Hey! Thatch called. We’re still playing Matterhorn aren’t we?
He and Stella were at the top of the book case, about three inches from the ceiling, and our ceiling is around twelve feet from the floor.
Sorry, Thatch! Annabelle and I are having a serious discussion. Give me a minute, okay?
We’ll climb again.
He jumped from the top of the books and landed on my bed. Stella followed him and did a somersault before she landed. They high-fived each other and then lay on the bed waiting for me to rejoin the game.
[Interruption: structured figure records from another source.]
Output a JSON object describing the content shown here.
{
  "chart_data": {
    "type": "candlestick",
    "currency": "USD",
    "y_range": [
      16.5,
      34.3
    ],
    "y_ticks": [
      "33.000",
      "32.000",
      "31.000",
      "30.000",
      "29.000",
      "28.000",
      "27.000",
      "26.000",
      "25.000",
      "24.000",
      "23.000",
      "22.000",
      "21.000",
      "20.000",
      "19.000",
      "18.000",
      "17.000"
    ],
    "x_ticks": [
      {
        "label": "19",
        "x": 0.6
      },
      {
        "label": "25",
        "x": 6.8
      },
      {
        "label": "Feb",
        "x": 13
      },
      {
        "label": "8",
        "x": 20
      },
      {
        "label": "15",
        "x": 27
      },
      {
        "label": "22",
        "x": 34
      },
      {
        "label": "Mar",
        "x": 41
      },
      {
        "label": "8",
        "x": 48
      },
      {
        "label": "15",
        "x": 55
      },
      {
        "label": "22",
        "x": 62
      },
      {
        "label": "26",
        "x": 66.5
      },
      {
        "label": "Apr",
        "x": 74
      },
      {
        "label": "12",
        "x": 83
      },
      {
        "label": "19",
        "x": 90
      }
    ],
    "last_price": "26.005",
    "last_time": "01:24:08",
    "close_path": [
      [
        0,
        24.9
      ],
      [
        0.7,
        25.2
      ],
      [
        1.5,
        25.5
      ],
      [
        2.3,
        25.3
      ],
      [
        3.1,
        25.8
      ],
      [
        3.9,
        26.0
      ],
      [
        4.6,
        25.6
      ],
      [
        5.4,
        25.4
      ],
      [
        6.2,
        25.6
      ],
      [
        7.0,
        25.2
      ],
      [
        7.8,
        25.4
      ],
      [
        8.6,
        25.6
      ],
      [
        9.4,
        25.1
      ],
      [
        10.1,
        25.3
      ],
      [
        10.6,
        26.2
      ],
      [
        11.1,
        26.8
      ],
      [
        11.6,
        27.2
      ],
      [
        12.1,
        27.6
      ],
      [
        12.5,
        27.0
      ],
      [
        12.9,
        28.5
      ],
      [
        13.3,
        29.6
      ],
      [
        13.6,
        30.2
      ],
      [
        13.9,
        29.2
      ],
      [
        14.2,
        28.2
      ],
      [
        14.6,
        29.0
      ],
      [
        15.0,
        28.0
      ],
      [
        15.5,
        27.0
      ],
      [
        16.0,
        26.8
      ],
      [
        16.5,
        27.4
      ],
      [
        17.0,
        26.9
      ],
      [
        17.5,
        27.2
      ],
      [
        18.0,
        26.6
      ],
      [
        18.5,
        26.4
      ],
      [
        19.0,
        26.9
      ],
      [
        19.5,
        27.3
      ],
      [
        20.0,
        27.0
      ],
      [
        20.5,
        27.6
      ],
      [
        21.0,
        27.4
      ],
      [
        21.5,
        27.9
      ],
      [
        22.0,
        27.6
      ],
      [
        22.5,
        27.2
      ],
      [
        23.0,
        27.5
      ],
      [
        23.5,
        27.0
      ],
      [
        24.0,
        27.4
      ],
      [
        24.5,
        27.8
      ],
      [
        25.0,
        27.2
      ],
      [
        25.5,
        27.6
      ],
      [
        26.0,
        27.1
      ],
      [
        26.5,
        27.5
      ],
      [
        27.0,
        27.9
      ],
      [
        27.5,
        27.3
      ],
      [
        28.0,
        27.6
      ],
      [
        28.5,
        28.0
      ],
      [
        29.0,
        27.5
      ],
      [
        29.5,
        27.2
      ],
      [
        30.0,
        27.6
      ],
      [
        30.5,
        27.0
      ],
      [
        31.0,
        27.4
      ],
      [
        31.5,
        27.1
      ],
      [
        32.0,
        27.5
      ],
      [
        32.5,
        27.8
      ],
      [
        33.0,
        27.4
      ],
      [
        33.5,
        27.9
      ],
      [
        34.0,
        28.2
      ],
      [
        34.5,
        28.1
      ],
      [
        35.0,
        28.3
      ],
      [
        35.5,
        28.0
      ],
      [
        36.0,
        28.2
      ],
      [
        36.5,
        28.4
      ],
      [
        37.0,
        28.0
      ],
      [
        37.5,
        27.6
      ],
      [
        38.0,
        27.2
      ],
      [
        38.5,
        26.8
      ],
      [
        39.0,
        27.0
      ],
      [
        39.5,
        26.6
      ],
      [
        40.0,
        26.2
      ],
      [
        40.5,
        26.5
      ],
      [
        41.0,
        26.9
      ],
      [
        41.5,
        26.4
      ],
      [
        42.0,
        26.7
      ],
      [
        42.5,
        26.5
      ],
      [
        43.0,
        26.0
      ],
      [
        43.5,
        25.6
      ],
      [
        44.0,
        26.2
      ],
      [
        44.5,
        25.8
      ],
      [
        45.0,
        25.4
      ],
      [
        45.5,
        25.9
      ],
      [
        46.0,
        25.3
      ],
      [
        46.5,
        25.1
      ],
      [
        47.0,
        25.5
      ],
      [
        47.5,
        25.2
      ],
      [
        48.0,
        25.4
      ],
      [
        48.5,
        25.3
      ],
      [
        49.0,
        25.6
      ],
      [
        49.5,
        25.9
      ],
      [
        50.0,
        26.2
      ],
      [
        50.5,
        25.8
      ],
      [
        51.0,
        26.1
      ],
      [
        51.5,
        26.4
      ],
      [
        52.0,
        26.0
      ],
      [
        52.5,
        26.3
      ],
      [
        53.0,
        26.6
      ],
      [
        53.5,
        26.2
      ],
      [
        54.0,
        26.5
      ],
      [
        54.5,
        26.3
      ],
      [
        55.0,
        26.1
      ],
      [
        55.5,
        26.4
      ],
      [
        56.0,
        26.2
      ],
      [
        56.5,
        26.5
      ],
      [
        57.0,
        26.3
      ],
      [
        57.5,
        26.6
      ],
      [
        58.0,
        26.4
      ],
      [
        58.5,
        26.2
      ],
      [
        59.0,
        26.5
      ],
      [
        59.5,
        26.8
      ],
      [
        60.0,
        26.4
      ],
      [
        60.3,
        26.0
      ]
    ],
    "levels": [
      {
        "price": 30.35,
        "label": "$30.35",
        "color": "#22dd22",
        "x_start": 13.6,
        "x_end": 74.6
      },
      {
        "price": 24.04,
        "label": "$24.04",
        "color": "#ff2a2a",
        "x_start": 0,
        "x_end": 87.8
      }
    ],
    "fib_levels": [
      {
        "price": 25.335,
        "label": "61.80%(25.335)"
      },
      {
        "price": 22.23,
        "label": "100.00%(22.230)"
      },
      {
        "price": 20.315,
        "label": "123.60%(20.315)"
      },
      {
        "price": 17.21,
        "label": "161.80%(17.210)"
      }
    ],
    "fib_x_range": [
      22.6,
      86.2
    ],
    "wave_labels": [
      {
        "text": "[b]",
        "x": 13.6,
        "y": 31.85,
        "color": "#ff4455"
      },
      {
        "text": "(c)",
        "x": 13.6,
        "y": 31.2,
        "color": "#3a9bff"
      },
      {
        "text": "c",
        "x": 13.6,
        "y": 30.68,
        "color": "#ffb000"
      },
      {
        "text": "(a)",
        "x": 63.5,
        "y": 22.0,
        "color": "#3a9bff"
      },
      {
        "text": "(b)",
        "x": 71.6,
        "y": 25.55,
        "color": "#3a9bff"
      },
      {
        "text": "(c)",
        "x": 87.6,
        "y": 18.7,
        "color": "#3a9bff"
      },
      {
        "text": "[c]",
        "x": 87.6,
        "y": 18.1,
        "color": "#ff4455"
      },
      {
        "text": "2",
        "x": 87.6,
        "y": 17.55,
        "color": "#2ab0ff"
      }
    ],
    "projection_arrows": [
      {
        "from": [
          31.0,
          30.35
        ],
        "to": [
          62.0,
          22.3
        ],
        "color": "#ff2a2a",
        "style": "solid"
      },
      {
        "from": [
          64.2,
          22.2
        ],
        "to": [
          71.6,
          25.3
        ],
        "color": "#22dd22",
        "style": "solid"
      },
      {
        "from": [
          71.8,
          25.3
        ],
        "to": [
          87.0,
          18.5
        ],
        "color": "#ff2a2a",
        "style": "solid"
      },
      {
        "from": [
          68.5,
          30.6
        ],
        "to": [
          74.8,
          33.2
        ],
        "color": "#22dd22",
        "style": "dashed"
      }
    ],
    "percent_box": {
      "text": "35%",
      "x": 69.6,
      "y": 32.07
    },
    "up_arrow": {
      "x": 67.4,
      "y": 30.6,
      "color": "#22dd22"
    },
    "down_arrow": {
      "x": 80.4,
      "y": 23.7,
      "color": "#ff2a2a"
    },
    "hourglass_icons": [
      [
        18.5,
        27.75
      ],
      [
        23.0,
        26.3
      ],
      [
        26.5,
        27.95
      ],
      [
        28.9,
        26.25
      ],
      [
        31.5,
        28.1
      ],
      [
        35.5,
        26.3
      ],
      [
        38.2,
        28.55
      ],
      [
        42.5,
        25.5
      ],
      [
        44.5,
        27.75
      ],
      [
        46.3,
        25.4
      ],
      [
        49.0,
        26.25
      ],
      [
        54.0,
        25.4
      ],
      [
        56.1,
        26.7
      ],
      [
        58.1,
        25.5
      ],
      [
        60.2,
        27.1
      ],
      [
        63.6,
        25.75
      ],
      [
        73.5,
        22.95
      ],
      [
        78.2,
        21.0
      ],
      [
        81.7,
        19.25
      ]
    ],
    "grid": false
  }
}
Annabelle, I whispered, Stella’s name is Stella, not Star. You are Annabelle and you are a Star. Does that make sense? You do not have to be named Stella to be a star, and a lot of stars are not named Stella.
Oh, you’re right! I understand that. She turned, leaped off the table and headed toward the bathroom.
Now what? I called after her?
Forget about that paper, she said. Tear it up, please. She vanished into the bathroom.
I tore up the paper and turned to the waiting Thatch and Stella. Okay, babies, I said, where did we leave off?
“Folks in a town that was quite remote heard,” Thatch answered. Are you back with us.
I sure am!
I started the verse when Annabelle leaped into the room. She wore her lederhosen. She ran to my bed, leaped onto it, and yodeled. Thatch and Stella, who were halfway up the bookcase yodeled back.
I opened the vodka and poured it into my orange juice.